Coding SNPs, evolution and disease phenotype: genome-wide bioinformatics
predictions and experimental functional studies

Many diseases, both Mendelian and complex, have been associated with single-nucleotide changes (SNPs) that lead to an amino acid substitution in the encoded protein (nonsynonymous SNPs, or nsSNPs). Because of ascertainment bias, nsSNPs may not necessarily be the dominant cause of human disease. Nevertheless, nsSNPs provide an excellent testing ground for using evolutionary analysis to predict the functional effects of genetic variation, as computational methods for inferring selective pressure in protein-coding sequences are well-established.

We have applied models of both negative and positive selection. One signature of negative selection is that in groups of related protein sequences, many positions in the protein are “conserved”; for instance, all serine proteases must possess the catalytic serine residue. To quantify this negative selection, we developed a “substitution position-specific evolutionary conservation” (subPSEC) score, a statistical measure of the likelihood of a particular amino acid substitution being deleterious. We then analyzed a large number of nsSNPs from a number of data sets: “normal” variation, Mendelian disease associated mutations and complex disease associated variation. We find that while Mendelian disease-associated nsSNPs tend to occur at highly conserved positions in proteins, complex disease nsSNPs do not.
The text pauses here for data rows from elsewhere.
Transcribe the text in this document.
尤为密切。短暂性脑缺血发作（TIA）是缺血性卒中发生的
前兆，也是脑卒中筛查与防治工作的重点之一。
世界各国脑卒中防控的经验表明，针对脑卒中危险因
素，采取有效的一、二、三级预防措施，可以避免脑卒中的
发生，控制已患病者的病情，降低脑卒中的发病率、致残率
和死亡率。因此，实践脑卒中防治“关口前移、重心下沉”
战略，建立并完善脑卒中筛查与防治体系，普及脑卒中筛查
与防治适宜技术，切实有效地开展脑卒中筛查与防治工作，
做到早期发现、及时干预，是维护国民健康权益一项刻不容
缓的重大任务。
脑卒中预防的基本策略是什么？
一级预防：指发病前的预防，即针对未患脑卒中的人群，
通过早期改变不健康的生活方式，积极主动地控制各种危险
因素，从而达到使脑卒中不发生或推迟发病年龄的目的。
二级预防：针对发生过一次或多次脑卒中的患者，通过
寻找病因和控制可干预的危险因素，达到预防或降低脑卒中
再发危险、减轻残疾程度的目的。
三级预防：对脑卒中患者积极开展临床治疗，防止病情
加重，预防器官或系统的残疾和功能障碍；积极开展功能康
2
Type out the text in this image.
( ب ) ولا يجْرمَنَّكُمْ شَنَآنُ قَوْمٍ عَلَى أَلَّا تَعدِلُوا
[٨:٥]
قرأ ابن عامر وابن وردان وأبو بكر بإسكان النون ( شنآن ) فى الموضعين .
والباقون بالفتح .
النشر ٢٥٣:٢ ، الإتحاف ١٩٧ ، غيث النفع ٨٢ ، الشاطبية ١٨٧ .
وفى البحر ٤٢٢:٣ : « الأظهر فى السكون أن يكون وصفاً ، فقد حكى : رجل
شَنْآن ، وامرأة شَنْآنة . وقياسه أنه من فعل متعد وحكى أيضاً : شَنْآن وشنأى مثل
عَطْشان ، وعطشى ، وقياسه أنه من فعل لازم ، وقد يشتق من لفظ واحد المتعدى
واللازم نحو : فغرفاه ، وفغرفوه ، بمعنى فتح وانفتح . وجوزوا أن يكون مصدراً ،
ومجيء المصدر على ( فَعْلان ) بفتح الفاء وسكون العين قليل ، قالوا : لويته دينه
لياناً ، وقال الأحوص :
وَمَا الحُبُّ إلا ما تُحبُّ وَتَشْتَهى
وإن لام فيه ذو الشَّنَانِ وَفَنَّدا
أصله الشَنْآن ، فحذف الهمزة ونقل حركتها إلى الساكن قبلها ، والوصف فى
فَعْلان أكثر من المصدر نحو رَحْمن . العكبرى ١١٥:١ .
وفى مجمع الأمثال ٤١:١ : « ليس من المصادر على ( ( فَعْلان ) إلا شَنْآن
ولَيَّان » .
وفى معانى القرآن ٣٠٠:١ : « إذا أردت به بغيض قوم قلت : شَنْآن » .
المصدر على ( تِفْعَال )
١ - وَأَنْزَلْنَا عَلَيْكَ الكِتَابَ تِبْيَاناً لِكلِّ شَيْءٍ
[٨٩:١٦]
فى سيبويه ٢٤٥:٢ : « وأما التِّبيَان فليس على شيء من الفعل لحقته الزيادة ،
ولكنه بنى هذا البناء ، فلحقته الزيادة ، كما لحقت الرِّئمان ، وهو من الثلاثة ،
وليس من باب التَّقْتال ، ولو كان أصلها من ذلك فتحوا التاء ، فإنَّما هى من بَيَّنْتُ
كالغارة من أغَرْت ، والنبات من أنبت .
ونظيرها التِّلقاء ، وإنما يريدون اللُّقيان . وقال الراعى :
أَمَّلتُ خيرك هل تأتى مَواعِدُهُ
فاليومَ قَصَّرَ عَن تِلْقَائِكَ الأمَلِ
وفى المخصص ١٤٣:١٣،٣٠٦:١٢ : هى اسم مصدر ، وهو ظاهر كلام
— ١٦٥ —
In contrast, applying a method for estimating positive selection (Ka/Ks ratios between human and mouse orthologs), we show that complex disease nsSNPs tend to occur in genes under recent positive selection (or relaxed negative selection).

ABCA1 has been implicated in both Mendelian and complex disease. Mutations in the ABCA1 gene are causative for Tangier disease, an autosomal recessive disease associated with almost complete absence of HDL-cholesterol (HDL-C). Heterozygous individuals have decreased HDL-C and an increased risk of coronary artery disease, and common genetic variation in ABCA1 is associated with changes in HDL levels and disease risk. We used the subPSEC score to predict the functional effect on specific mutations in the ABCA1 gene, and in collaboration with Dr. M.R. Hayden and colleagues at UBC, have followed up these predictions with functional tests of cell lines expressing the mutant genes. We find that the subPSEC score appears to be a robust predictor of basal biochemical function in ABCA1. ABCA1 has also been a target for recent positive selection, consistent with its association with complex disease.

-------------------------------------------------------------------------------

Biosketch
Paul D. Thomas, Ph.D., is Sr. Director of the Computational Biology research group at Applied Biosystems.
The group focuses on evolutionary analysis of proteins and protein families, especially with respect to
conservation and divergence of protein function and biological pathways. The PANTHER system for
large-scale classification of protein function, and inference of functional amino acids is freely accessible
to the biological research community at http://panther.appliedbiosystems.com. Previously Dr. Thomas
directed the Protein Informatics group at Celera Genomics (Applied Biosystems’ sister company),
where he led the functional analysis of the repertoire of human genes (Venter et al., Science 291:1304, 2001).
Prior to joining Celera, Dr. Thomas led the research group at Molecular Applications Group, after holding
a research position in bio-and chemi-informatics at SmithKline Beecham Pharmaceuticals. Dr. Thomas
earned his PhD. in biophysics with Ken Dill at UCSF, studying computational structural biology.